St. Martin Lutheran Church v. South Dakota, 451 U.S. 772 (1981)
St. Martin Evangelical Lutheran Church v. South Dakota,
No. 80-120
Argued March 3, 1981
Decided May 26, 1981
451 U.S. 772
CERTIORARI TO THE SUPREME COURT OF SOUTH DAKOTA
Syllabus
Petitioner Church, located in South Dakota, is a member of the Wisconsin Evangelical Lutheran Synod. It operates an elementary Christian day school that is not a separate legal entity from the Church, but is financed by the Church’s congregation and controlled by a Board elected from the congregation. Petitioner Academy is a secondary school in South Dakota owned, supported, and controlled by the Synod, and it also is not separately incorporated. Petitioners claim exemption with respect to their school employees from unemployment compensation taxes imposed by the Federal Unemployment Tax Act (FUTA) and South Dakota’s complementary statutes. Title 26 U.S.C. § 3309(b) provides an exemption with respect to, inter alia,
service performed -- (1) in the employ of (A) a church or convention or association of churches, or (B) an organization . . . which is operated, supervised, controlled, or principally supported by a church or a convention or association of churches.
A previous exemption under § 3309(b)(3) for service performed in the employ of a school that is not an institution of higher education was repealed in 1976 when FUTA was amended. After petitioners’ unsuccessful administrative appeal from South Dakota’s imposition of the taxes upon them and a successful appeal to a state court, the South Dakota Supreme Court held petitioners subject to the taxes.
Held: Petitioners are exempt from unemployment compensation taxes under § 3309(b)(1)(A). Pp. 780-788.
(a) Section 3309(b)(1)(A), as enacted in 1970, applies to schools, like petitioners’, that have no separate legal existence from a church, or, as in the Academy’s case, from a "convention or association of churches." The employees working within these schools plainly are "in the employ of . . . a church or convention or association of churches" within the meaning of § 3309(b)(1)(A). And instead of construing the term "church" in § 3309(b) as being limited to the actual house of worship, a construction that would contradict the phrasing of FUTA, such term must be construed as referring to the congregation or the hierarchy itself, that is, the church authorities who conduct the business of hiring, discharging, and directing church employees.
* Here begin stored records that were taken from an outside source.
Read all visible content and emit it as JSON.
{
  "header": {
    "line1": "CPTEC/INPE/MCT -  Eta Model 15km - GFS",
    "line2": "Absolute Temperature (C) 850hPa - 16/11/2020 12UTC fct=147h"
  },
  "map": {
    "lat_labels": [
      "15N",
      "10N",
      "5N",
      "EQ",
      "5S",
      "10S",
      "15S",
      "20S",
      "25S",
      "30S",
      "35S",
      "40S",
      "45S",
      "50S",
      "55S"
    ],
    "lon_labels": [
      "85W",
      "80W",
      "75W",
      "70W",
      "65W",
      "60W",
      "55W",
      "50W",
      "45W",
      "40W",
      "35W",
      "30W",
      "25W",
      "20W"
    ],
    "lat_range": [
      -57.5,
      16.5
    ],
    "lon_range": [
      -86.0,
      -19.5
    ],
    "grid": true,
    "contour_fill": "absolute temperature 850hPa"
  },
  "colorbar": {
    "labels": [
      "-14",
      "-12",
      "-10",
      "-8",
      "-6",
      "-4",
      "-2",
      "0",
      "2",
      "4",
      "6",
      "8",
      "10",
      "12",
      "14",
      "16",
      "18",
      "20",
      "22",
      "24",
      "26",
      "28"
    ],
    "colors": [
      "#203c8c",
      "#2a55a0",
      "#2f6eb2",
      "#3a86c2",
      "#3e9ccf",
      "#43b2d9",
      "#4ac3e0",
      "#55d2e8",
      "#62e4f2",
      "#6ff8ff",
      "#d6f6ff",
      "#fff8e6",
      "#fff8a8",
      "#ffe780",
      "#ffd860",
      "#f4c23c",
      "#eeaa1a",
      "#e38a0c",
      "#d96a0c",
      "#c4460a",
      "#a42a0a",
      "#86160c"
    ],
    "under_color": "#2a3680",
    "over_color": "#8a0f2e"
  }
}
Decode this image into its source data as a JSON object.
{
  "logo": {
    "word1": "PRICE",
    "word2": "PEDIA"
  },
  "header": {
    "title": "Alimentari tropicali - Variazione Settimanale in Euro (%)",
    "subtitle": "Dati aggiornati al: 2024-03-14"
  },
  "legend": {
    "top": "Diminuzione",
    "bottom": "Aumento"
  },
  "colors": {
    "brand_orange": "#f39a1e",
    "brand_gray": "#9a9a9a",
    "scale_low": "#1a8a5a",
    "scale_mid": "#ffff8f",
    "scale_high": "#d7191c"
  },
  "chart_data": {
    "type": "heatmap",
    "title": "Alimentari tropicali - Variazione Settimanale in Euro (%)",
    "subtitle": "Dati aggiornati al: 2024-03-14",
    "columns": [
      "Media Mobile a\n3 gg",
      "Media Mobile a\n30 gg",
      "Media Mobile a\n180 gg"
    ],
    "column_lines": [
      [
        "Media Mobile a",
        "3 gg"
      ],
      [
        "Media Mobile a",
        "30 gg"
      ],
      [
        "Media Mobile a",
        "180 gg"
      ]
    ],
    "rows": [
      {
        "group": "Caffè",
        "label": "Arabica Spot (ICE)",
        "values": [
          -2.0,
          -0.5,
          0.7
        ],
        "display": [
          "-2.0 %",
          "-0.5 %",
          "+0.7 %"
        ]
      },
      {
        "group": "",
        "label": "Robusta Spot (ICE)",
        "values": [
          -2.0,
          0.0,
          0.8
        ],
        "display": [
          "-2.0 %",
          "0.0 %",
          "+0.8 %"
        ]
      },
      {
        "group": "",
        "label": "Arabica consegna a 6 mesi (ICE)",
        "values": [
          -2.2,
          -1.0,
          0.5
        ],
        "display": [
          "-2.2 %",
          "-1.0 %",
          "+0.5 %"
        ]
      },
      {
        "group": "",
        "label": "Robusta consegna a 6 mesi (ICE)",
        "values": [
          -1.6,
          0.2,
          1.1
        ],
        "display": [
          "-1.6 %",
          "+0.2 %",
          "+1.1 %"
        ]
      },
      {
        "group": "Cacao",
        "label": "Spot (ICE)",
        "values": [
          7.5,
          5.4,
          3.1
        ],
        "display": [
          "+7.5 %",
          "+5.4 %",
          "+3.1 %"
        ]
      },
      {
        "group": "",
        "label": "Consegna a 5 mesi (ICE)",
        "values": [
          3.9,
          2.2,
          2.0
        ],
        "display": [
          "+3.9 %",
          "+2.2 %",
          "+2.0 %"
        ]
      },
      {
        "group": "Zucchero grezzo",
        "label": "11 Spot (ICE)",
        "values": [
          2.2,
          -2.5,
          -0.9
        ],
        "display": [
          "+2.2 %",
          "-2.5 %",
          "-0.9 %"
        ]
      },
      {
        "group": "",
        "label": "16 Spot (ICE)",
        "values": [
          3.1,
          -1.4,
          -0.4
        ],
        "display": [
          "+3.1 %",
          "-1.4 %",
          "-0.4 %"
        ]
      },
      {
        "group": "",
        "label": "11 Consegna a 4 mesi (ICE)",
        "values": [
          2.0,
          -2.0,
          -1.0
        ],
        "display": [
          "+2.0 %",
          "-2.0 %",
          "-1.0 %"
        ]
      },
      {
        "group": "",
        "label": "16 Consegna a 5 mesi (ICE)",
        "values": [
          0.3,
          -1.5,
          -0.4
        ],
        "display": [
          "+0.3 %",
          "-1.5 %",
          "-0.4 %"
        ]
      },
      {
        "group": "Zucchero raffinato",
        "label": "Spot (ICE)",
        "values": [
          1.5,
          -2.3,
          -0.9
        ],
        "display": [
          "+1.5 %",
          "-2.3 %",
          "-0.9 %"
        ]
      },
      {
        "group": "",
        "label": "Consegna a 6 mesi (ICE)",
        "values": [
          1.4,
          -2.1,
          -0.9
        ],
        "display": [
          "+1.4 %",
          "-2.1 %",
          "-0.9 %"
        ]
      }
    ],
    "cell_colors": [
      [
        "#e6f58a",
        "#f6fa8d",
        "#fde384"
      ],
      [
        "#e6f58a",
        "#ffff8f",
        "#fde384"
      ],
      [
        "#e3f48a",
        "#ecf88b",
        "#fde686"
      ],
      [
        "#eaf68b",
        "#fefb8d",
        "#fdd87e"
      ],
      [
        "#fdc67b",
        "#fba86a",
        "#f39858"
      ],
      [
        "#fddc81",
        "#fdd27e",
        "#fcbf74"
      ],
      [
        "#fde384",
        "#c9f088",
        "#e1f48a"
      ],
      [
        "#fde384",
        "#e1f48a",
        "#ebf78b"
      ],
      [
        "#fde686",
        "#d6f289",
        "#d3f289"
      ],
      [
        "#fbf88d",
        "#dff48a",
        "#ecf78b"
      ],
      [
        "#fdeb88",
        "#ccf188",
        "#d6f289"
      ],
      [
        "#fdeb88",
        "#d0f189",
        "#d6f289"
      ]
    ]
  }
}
Pp. 781-785.
(b) The legislative history, including the repeal of § 3309(b)(3), discloses no intent by Congress to alter the scope or meaning of § 3309(b)(1). Pp. 785-788.
290 N.W.2d 845, reversed and remanded.
BLACKMUN, J., delivered the opinion of the Court, in which BURGER, C.J., and BRENNAN, STEWART, WHITE, MARSHALL, POWELL, and REHNQUIST, JJ., joined. STEVENS, J., filed an opinion concurring in the judgment, post, p. 788.